Ausgelesen! Das muss ein edles Fürstengeschlecht sein, dessen frühe Vertreter die Beinamen der Weiseder Beständigeder Großmütige tragen. Nach der Leipziger Hauptteilung 1485 regierten die Wettiner Brüder Ernst und Albrecht ihren Teil Sachsens allein, die Ernestiner im Westen zunächst als Kurfürsten, die Albertiner im Osten als Herzöge. Dass sich das Kurblatt nach dem Schmalkaldischen Krieg 1547 wendete, gehört schon zum Spezialwissen. Zeitweise gab es zehn ernestinische Herzogtümer. Diese galten als mindermächtige politische Zwerge. Wer im Sommer die Thüringer Landesausstellung über die Ernestiner versäumt hat, mag sich mit zwei Bänden ins Thema vertiefen. Hier liest man von Wohl und Weh der Kleinstaaterei, die uns in Schulbüchern stets nur als Nachteil vermittelt wurde. Der Kulturreichtum Deutschlands, der sich auch an Orten wie Wolfenbüttel und Braunschweig manifestiert, hat durch die Ernestiner unter anderem Schloss Friedenstein in Gotha hervorgebracht und Aufstieg der Universität Jena sowie Blüte der Weimarer Klassik begünstigt. Im Lesebuch erfahren wir auch, dass die Ernestiner früher als andere durch Bußgelder auf Nachtigallenfang Artenschutz betrieben (Wolfgang Burgdorf) – wenn auch nur zum Behuf des Gesangsschutzes.
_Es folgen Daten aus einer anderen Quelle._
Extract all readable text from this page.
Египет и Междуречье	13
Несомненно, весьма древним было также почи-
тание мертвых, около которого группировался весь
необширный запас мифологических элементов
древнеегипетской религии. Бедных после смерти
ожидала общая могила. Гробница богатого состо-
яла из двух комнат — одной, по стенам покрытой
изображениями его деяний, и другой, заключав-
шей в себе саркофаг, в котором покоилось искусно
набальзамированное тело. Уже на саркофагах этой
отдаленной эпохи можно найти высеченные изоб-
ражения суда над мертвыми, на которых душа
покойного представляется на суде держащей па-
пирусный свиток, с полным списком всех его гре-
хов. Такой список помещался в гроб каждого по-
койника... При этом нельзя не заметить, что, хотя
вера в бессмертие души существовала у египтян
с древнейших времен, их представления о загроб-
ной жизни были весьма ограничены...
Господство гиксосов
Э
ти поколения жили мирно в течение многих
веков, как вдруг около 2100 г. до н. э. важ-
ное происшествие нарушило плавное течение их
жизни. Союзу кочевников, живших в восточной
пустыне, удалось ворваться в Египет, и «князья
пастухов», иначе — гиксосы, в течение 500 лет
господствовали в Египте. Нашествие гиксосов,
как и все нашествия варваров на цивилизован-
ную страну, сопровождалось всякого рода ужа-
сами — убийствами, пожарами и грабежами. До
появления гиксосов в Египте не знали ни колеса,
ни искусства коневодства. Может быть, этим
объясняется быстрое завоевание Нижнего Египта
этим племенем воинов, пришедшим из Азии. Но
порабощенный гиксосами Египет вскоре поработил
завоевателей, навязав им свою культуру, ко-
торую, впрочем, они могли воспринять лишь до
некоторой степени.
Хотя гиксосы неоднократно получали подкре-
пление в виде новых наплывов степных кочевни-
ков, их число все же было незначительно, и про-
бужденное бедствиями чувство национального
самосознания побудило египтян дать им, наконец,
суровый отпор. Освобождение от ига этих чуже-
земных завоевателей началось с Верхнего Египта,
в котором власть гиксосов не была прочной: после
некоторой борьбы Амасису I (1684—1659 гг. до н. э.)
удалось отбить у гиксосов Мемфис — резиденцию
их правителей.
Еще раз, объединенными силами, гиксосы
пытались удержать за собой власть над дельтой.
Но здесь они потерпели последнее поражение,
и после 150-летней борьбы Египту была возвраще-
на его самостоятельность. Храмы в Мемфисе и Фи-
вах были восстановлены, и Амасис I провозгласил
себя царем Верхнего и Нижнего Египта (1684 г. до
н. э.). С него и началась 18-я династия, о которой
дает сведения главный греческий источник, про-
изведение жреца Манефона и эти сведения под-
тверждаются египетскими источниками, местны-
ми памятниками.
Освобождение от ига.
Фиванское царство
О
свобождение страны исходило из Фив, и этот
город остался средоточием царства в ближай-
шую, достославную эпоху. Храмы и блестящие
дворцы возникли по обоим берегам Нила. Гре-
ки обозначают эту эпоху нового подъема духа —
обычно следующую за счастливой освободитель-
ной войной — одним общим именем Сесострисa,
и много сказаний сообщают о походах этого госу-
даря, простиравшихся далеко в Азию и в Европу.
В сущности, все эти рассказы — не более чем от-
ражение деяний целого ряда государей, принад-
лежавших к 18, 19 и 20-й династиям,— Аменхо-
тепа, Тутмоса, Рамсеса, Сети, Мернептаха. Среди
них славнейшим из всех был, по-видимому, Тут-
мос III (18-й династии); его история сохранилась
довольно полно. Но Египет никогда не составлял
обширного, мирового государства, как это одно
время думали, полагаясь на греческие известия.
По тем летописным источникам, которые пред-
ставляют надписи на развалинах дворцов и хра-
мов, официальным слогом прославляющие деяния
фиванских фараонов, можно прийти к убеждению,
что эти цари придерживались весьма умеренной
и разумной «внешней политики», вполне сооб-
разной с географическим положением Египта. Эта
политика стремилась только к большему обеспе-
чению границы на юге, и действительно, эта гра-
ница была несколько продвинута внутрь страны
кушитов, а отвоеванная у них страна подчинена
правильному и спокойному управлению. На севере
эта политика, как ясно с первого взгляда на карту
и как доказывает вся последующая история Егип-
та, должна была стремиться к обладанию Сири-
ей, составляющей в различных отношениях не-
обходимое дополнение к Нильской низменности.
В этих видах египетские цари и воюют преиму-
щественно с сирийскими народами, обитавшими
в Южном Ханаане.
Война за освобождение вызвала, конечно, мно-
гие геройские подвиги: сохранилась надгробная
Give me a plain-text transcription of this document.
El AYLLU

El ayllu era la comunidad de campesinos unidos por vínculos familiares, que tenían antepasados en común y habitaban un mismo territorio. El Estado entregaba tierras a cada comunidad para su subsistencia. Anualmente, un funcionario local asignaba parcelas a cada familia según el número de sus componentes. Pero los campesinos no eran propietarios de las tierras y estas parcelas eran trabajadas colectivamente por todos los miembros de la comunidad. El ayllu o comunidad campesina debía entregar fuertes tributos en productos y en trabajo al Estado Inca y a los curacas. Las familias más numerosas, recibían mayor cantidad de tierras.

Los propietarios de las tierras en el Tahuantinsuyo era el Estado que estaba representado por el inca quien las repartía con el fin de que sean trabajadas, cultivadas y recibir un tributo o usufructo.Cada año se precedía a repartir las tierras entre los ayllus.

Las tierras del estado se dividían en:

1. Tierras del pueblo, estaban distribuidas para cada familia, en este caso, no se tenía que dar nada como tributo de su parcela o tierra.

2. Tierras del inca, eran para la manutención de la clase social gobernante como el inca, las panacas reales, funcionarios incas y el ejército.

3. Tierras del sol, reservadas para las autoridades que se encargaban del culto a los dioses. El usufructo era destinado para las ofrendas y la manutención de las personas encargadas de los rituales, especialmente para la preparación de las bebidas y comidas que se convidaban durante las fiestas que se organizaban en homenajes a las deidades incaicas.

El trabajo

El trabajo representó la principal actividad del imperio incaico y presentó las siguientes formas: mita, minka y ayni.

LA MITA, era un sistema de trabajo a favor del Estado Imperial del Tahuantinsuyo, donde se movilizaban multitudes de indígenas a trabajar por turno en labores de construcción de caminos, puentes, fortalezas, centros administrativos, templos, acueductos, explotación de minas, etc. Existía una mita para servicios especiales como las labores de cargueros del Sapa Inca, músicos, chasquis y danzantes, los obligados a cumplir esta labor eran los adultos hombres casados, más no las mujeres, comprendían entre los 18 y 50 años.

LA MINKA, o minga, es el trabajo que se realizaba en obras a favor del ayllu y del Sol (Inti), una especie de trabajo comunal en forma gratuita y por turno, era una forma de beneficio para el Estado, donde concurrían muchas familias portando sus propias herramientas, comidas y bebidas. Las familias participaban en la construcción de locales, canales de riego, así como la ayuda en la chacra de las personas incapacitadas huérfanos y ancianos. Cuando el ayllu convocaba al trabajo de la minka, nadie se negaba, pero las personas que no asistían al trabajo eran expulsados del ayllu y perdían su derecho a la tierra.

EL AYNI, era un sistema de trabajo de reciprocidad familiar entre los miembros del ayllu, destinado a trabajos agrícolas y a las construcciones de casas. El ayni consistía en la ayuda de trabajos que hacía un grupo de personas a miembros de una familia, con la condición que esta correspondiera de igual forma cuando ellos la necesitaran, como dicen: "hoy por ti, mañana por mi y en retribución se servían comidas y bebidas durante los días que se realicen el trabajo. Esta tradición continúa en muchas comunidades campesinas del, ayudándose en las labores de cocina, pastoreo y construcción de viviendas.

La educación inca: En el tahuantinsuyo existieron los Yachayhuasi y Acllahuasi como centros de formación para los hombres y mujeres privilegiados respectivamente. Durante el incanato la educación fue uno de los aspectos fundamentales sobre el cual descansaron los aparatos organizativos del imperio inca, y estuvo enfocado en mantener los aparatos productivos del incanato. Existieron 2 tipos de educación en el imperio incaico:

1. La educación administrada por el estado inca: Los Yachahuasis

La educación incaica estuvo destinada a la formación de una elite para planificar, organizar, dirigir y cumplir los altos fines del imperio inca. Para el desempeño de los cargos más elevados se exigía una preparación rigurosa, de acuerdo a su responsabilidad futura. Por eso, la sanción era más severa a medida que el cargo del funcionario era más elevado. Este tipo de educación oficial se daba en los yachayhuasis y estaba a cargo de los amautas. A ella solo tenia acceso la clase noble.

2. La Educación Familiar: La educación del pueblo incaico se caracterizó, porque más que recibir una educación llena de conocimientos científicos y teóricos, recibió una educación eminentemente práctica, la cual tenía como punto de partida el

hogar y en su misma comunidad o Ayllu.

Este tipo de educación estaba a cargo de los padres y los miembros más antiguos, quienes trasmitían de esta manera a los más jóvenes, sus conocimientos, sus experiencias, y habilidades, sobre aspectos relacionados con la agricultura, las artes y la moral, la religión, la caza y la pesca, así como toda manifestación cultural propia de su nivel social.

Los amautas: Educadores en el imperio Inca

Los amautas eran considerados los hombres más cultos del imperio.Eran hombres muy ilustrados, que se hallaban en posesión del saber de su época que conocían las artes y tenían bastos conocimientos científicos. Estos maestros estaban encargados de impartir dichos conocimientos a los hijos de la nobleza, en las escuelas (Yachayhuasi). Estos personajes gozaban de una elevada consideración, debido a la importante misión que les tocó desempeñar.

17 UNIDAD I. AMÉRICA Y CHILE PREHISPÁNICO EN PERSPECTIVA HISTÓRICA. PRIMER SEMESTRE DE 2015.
Edel war nicht alles, ahnt man, wenn man alles liest.

Siegrid Westphal | Hans-Werner Hahn | Georg Schmidt (Hg.): Die Welt der Ernestiner. Ein Lesebuch. Böhlau Verlag, Köln 2016. 389 Seiten, 19,99 Euro.
Werner Greiling | Gerhard Müller | Uwe Schirmer | Helmut G. Walther (Hg.): Die Ernestiner. Politik, Kultur und gesellschaftlicher Wandel (=  Veröffentlichungen der Historischen Kommission für Thüringen, Kleine Reihe Band 50). Böhlau Verlag, Köln 2016. 512 Seiten, 60 Euro.